Landlords are more willing to take on risk and receive benefits
Steve Ruh of Big Rock, Ill., is part of a growing movement of farmers switching to flex leases. Within the past two years, he has shifted most of his ground from fixed cash-rent to flex leases.
"Flex leases are fair for both the producer and landlord," Ruh says.
His landlords were open to the change, and they’ve benefitted the past two years with bonus checks.
"Flex leases will ease the pressure in a year of low prices, like 2014 appears to be," Ruh says.
"Flex leases will ease the pressure in a year of low prices, like 2014 appears to be." — Steve Ruh, Big Rock, Ill.
These arrangements are becoming more popular. In 2007, flex leases in Iowa made up 12% of land deals. By 2012, they comprised 19% of rental arrangements, says Mike Duffy, an Iowa State University ag economist. He suspects that the percentage of flex leases was higher in 2013.
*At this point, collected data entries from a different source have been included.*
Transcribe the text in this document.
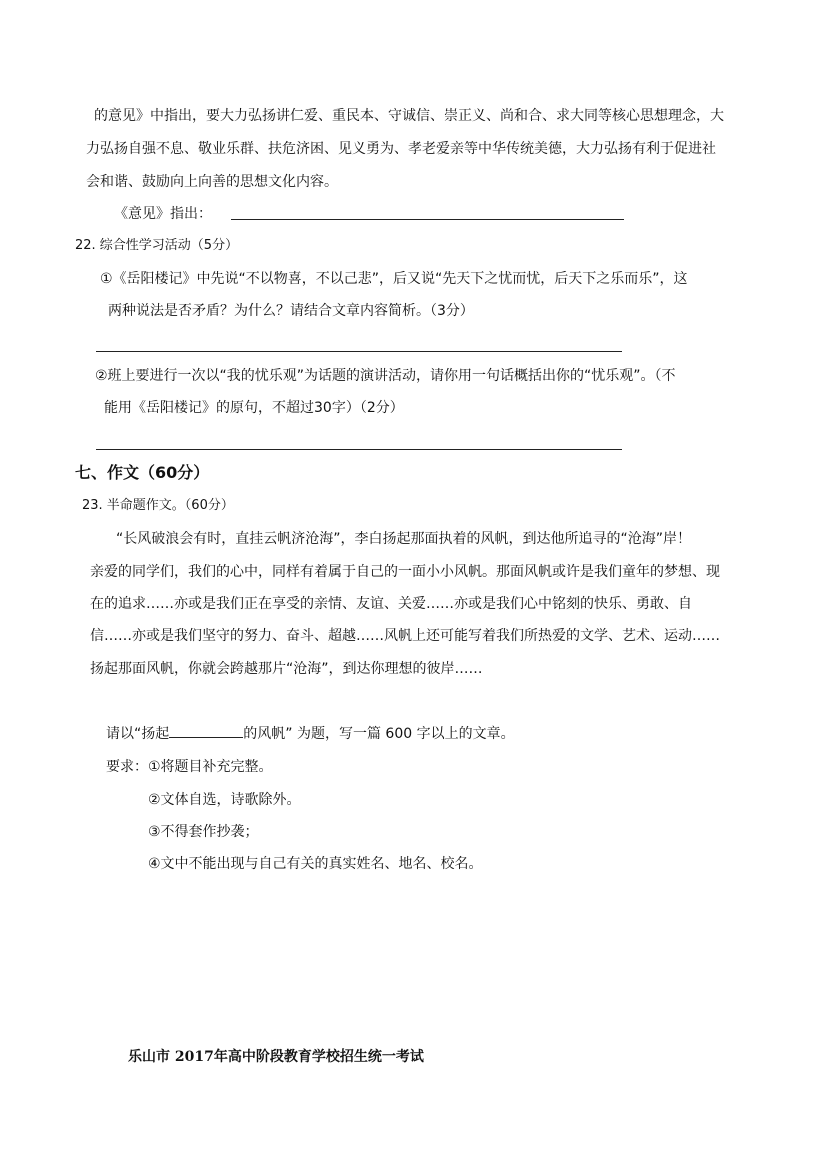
的意见》中指出，要大力弘扬讲仁爱、重民本、守诚信、崇正义、尚和合、求大同等核心思想理念，大
力弘扬自强不息、敬业乐群、扶危济困、见义勇为、孝老爱亲等中华传统美德，大力弘扬有利于促进社
会和谐、鼓励向上向善的思想文化内容。
《意见》指出：
22. 综合性学习活动（5分）
①《岳阳楼记》中先说“不以物喜，不以己悲”，后又说“先天下之忧而忧，后天下之乐而乐”，这
两种说法是否矛盾？为什么？请结合文章内容简析。（3分）
②班上要进行一次以“我的忧乐观”为话题的演讲活动，请你用一句话概括出你的“忧乐观”。（不
能用《岳阳楼记》的原句，不超过30字）（2分）
七、作文（60分）
23. 半命题作文。（60分）
“长风破浪会有时，直挂云帆济沧海”，李白扬起那面执着的风帆，到达他所追寻的“沧海”岸！
亲爱的同学们，我们的心中，同样有着属于自己的一面小小风帆。那面风帆或许是我们童年的梦想、现
在的追求……亦或是我们正在享受的亲情、友谊、关爱……亦或是我们心中铭刻的快乐、勇敢、自
信……亦或是我们坚守的努力、奋斗、超越……风帆上还可能写着我们所热爱的文学、艺术、运动……
扬起那面风帆，你就会跨越那片“沧海”，到达你理想的彼岸……
请以“扬起	的风帆” 为题，写一篇 600 字以上的文章。
要求：①将题目补充完整。
②文体自选，诗歌除外。
③不得套作抄袭；
④文中不能出现与自己有关的真实姓名、地名、校名。
乐山市 2017年高中阶段教育学校招生统一考试
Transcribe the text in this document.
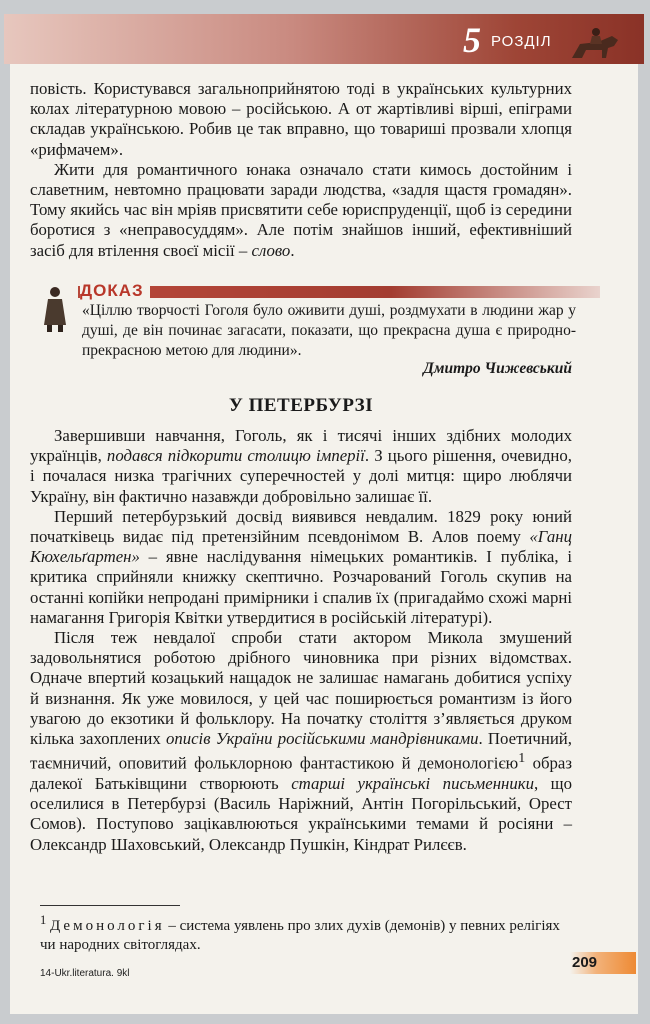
5 РОЗДІЛ

повість. Користувався загальноприйнятою тоді в українських культурних колах літературною мовою – російською. А от жартівливі вірші, епіграми складав українською. Робив це так вправно, що товариші прозвали хлопця «рифмачем».

Жити для романтичного юнака означало стати кимось достойним і славетним, невтомно працювати заради людства, «задля щастя громадян». Тому якийсь час він мріяв присвятити себе юриспруденції, щоб із середини боротися з «неправосуддям». Але потім знайшов інший, ефективніший засіб для втілення своєї місії – слово.

ДОКАЗ
«Ціллю творчості Гоголя було оживити душі, роздмухати в людини жар у душі, де він починає загасати, показати, що прекрасна душа є природно-прекрасною метою для людини».
Дмитро Чижевський
У ПЕТЕРБУРЗІ

Завершивши навчання, Гоголь, як і тисячі інших здібних молодих українців, подався підкорити столицю імперії. З цього рішення, очевидно, і почалася низка трагічних суперечностей у долі митця: щиро люблячи Україну, він фактично назавжди добровільно залишає її.

Перший петербурзький досвід виявився невдалим. 1829 року юний початківець видає під претензійним псевдонімом В. Алов поему «Ганц Кюхельґартен» – явне наслідування німецьких романтиків. І публіка, і критика сприйняли книжку скептично. Розчарований Гоголь скупив на останні копійки непродані примірники і спалив їх (пригадаймо схожі марні намагання Григорія Квітки утвердитися в російській літературі).

Після теж невдалої спроби стати актором Микола змушений задовольнятися роботою дрібного чиновника при різних відомствах. Одначе впертий козацький нащадок не залишає намагань добитися успіху й визнання. Як уже мовилося, у цей час поширюється романтизм із його увагою до екзотики й фольклору. На початку століття з’являється друком кілька захоплених описів України російськими мандрівниками. Поетичний, таємничий, оповитий фольклорною фантастикою й демонологією$^1$ образ далекої Батьківщини створюють старші українські письменники, що оселилися в Петербурзі (Василь Наріжний, Антін Погорільський, Орест Сомов). Поступово зацікавлюються українськими темами й росіяни – Олександр Шаховський, Олександр Пушкін, Кіндрат Рилєєв.

$^1$ Демонологія – система уявлень про злих духів (демонів) у певних релігіях чи народних світоглядах.
14-Ukr.literatura. 9kl
209
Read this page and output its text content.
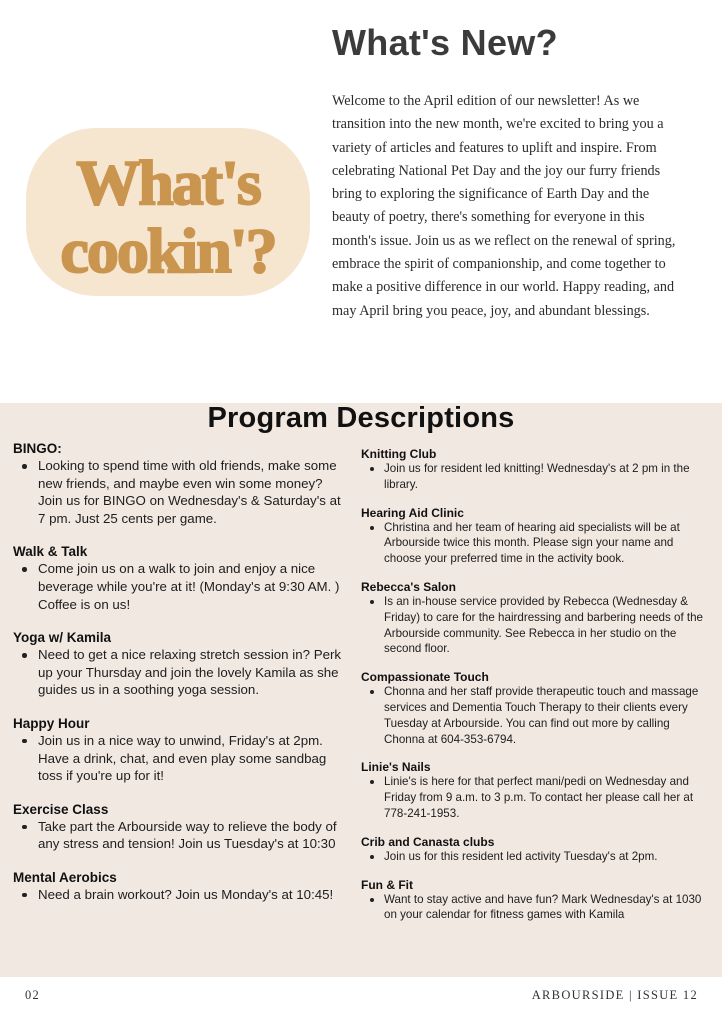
What's
cookin'?
What's New?

Welcome to the April edition of our newsletter! As we transition into the new month, we're excited to bring you a variety of articles and features to uplift and inspire. From celebrating National Pet Day and the joy our furry friends bring to exploring the significance of Earth Day and the beauty of poetry, there's something for everyone in this month's issue. Join us as we reflect on the renewal of spring, embrace the spirit of companionship, and come together to make a positive difference in our world. Happy reading, and may April bring you peace, joy, and abundant blessings.

Program Descriptions
BINGO:
Looking to spend time with old friends, make some new friends, and maybe even win some money? Join us for BINGO on Wednesday's & Saturday's at 7 pm. Just 25 cents per game.
Walk & Talk
Come join us on a walk to join and enjoy a nice beverage while you're at it! (Monday's at 9:30 AM. ) Coffee is on us!
Yoga w/ Kamila
Need to get a nice relaxing stretch session in? Perk up your Thursday and join the lovely Kamila as she guides us in a soothing yoga session.
Happy Hour
Join us in a nice way to unwind, Friday's at 2pm. Have a drink, chat, and even play some sandbag toss if you're up for it!
Exercise Class
Take part the Arbourside way to relieve the body of any stress and tension! Join us Tuesday's at 10:30
Mental Aerobics
Need a brain workout? Join us Monday's at 10:45!
Knitting Club
Join us for resident led knitting! Wednesday's at 2 pm in the library.
Hearing Aid Clinic
Christina and her team of hearing aid specialists will be at Arbourside twice this month. Please sign your name and choose your preferred time in the activity book.
Rebecca's Salon
Is an in-house service provided by Rebecca (Wednesday & Friday) to care for the hairdressing and barbering needs of the Arbourside community. See Rebecca in her studio on the second floor.
Compassionate Touch
Chonna and her staff provide therapeutic touch and massage services and Dementia Touch Therapy to their clients every Tuesday at Arbourside. You can find out more by calling Chonna at 604-353-6794.
Linie's Nails
Linie's is here for that perfect mani/pedi on Wednesday and Friday from 9 a.m. to 3 p.m. To contact her please call her at 778-241-1953.
Crib and Canasta clubs
Join us for this resident led activity Tuesday's at 2pm.
Fun & Fit
Want to stay active and have fun? Mark Wednesday's at 1030 on your calendar for fitness games with Kamila
02	ARBOURSIDE | ISSUE 12
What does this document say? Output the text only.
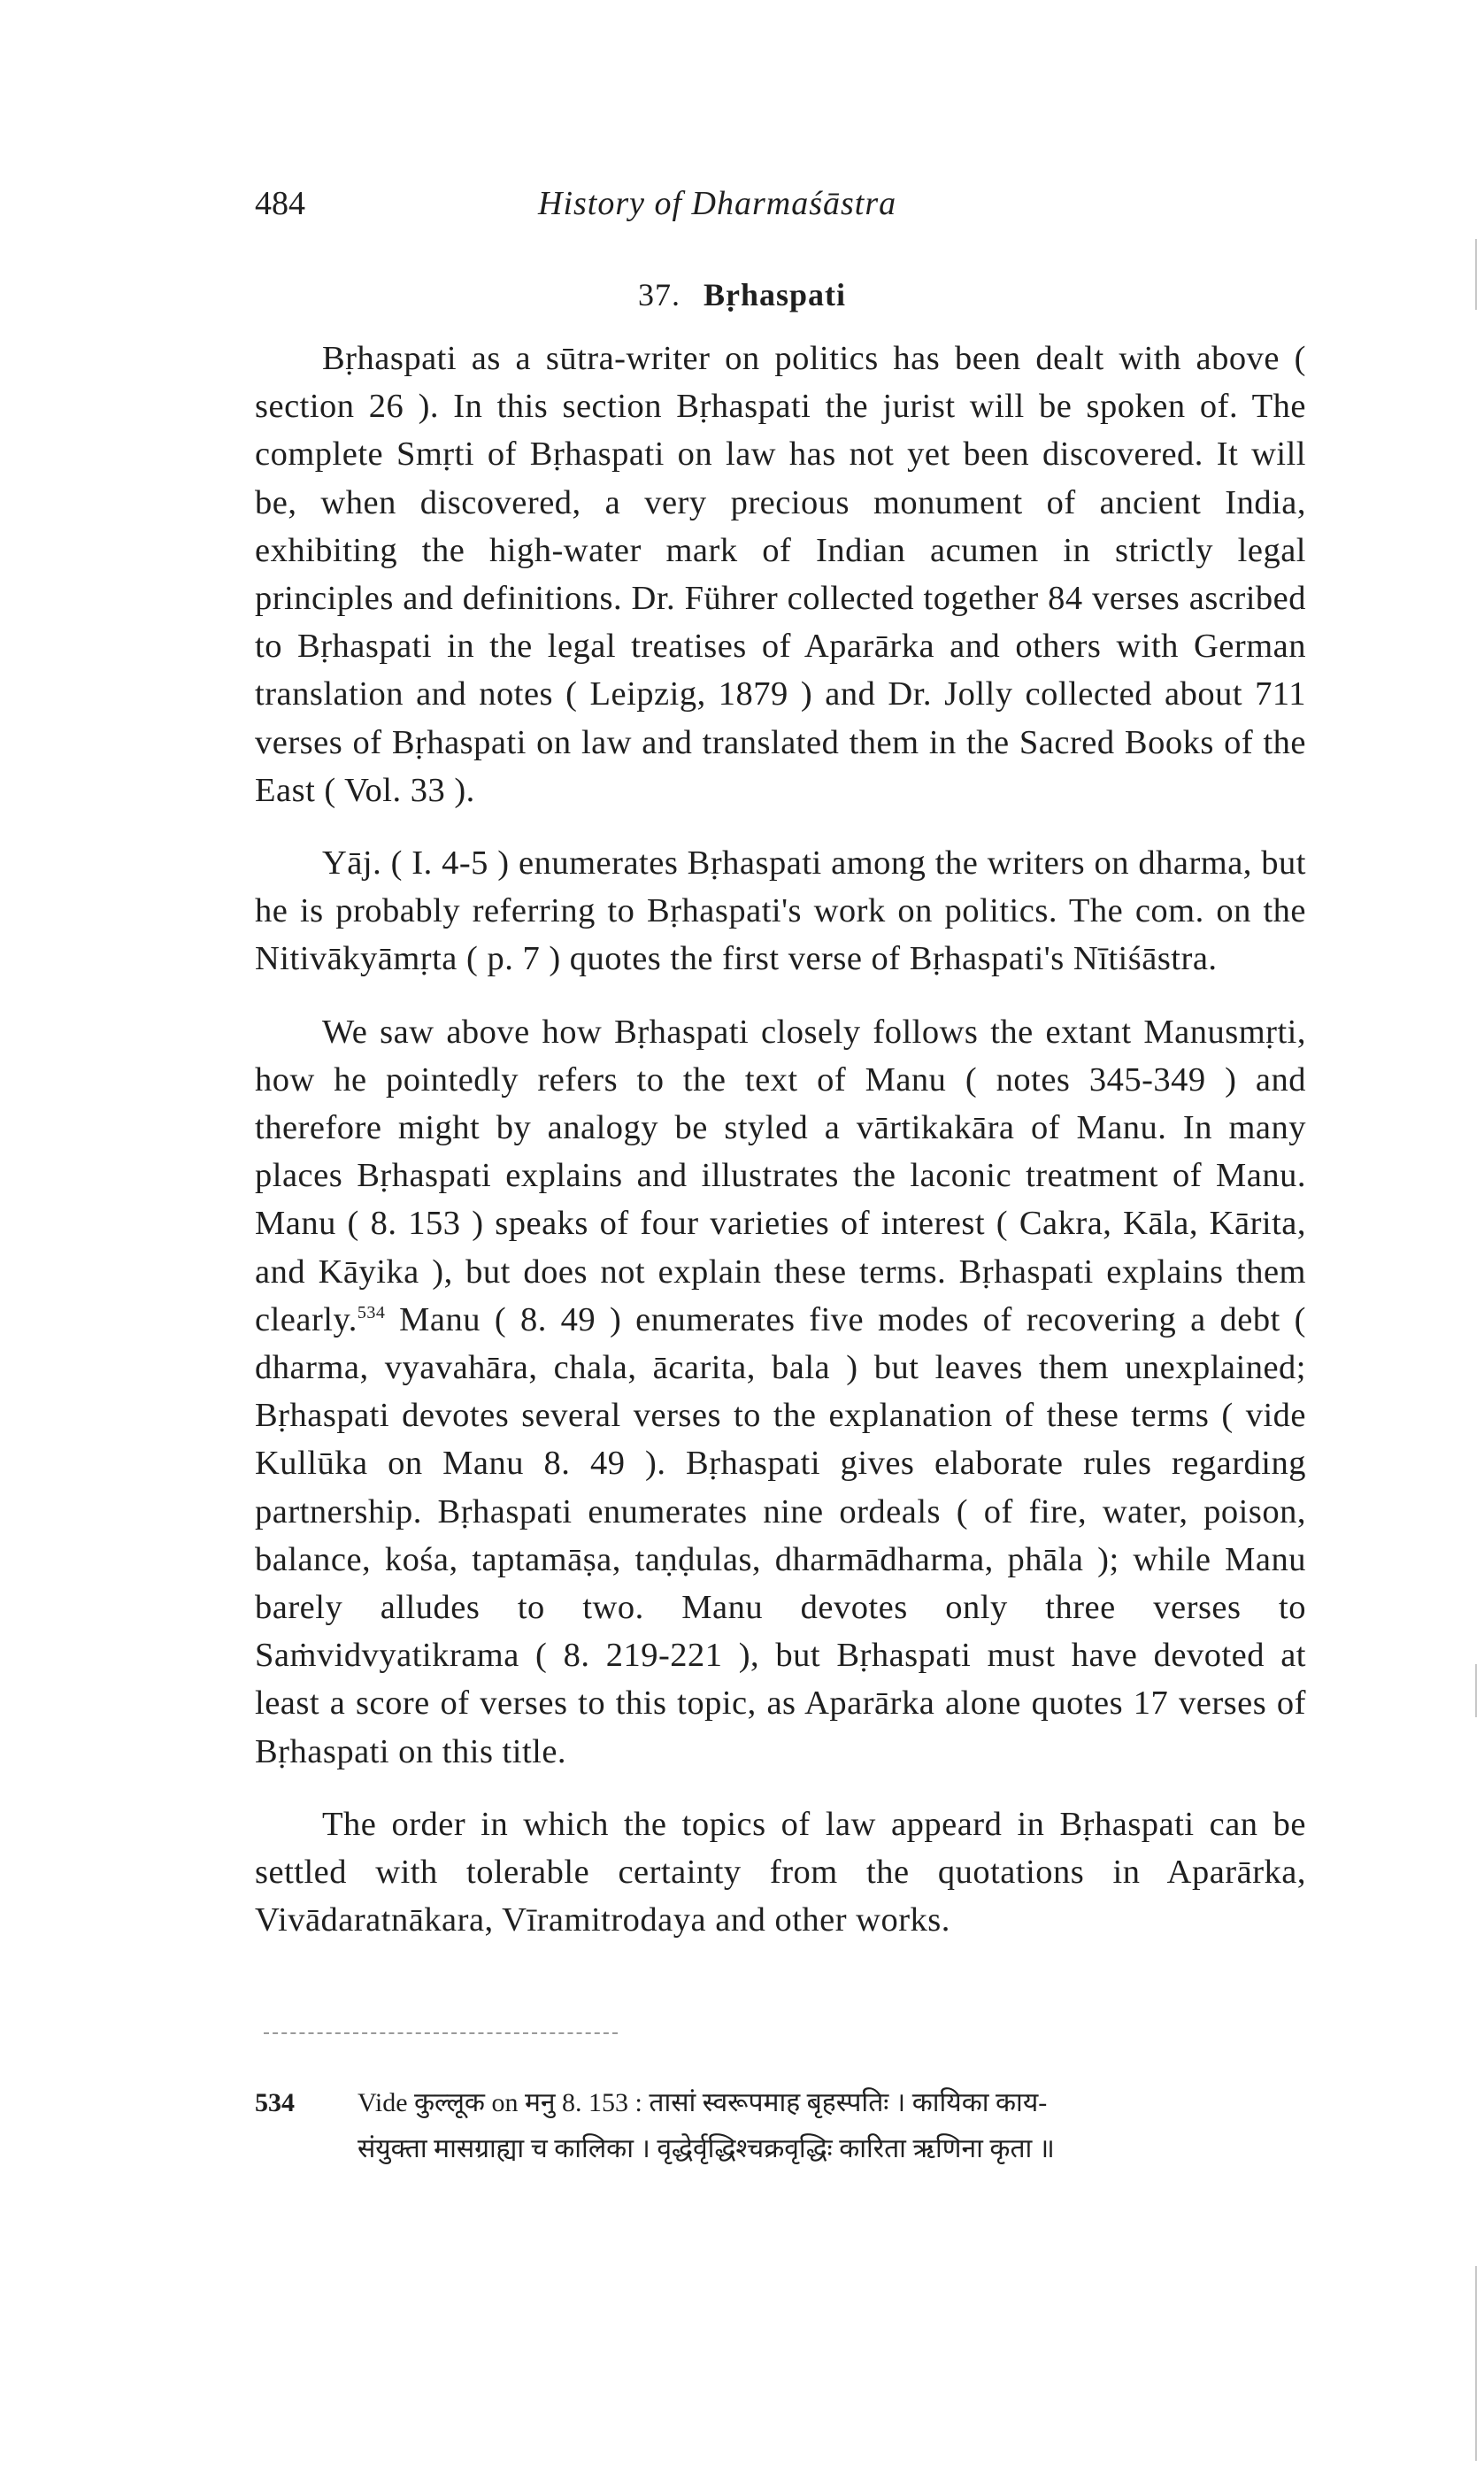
484	History of Dharmaśāstra
37. Bṛhaspati

Bṛhaspati as a sūtra-writer on politics has been dealt with above ( section 26 ). In this section Bṛhaspati the jurist will be spoken of. The complete Smṛti of Bṛhaspati on law has not yet been discovered. It will be, when discovered, a very precious monument of ancient India, exhibiting the high-water mark of Indian acumen in strictly legal principles and definitions. Dr. Führer collected together 84 verses ascribed to Bṛhaspati in the legal treatises of Aparārka and others with German translation and notes ( Leipzig, 1879 ) and Dr. Jolly collected about 711 verses of Bṛhaspati on law and translated them in the Sacred Books of the East ( Vol. 33 ).

Yāj. ( I. 4-5 ) enumerates Bṛhaspati among the writers on dharma, but he is probably referring to Bṛhaspati's work on politics. The com. on the Nitivākyāmṛta ( p. 7 ) quotes the first verse of Bṛhaspati's Nītiśāstra.

We saw above how Bṛhaspati closely follows the extant Manusmṛti, how he pointedly refers to the text of Manu ( notes 345-349 ) and therefore might by analogy be styled a vārtikakāra of Manu. In many places Bṛhaspati explains and illustrates the laconic treatment of Manu. Manu ( 8. 153 ) speaks of four varieties of interest ( Cakra, Kāla, Kārita, and Kāyika ), but does not explain these terms. Bṛhaspati explains them clearly.$^{534}$ Manu ( 8. 49 ) enumerates five modes of recovering a debt ( dharma, vyavahāra, chala, ācarita, bala ) but leaves them unexplained; Bṛhaspati devotes several verses to the explanation of these terms ( vide Kullūka on Manu 8. 49 ). Bṛhaspati gives elaborate rules regarding partnership. Bṛhaspati enumerates nine ordeals ( of fire, water, poison, balance, kośa, taptamāṣa, taṇḍulas, dharmādharma, phāla ); while Manu barely alludes to two. Manu devotes only three verses to Saṁvidvyatikrama ( 8. 219-221 ), but Bṛhaspati must have devoted at least a score of verses to this topic, as Aparārka alone quotes 17 verses of Bṛhaspati on this title.

The order in which the topics of law appeard in Bṛhaspati can be settled with tolerable certainty from the quotations in Aparārka, Vivādaratnākara, Vīramitrodaya and other works.

534	Vide कुल्लूक on मनु 8. 153 : तासां स्वरूपमाह बृहस्पतिः । कायिका काय-
संयुक्ता मासग्राह्या च कालिका । वृद्धेर्वृद्धिश्चक्रवृद्धिः कारिता ऋणिना कृता ॥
Another notable change the study found is the length of leases. In 2007, 14% of leases were for more than three years. By 2012, that number had increased to nearly 25%.
Farmers with long-term leases might be in an uncomfortable position as they try to renegotiate leases to match a lower price outlook during the next few years.
However, some farms are still making big deals. In Cedar County, Iowa, a tract of land went for $525 per acre in a two-year rental auction. With the outlook for $4 corn in 2014/15, Duffy struggles to understand how those numbers work.
"The rubber will hit the road in 2015," says Gary Schnitkey, a University of Illinois ag economist.
That’s when high-priced rents will square off against the new financial reality. His work shows that the burden of higher-than-average land rents falls disproportionately on large farms. Many have been on a rapid growth path in recent years, so they’ve had to shoulder higher rents.
Schnitkey cautions against thinking $400 and $500 per acre rents are typical. The average Illinois cash rent in 2013 was $221 per acre. Even in highly productive Champaign County, it was $255 per acre.
To break even, farmers can’t pay more than $290 to $300 per acre with $4.50 corn, Schnitkey says.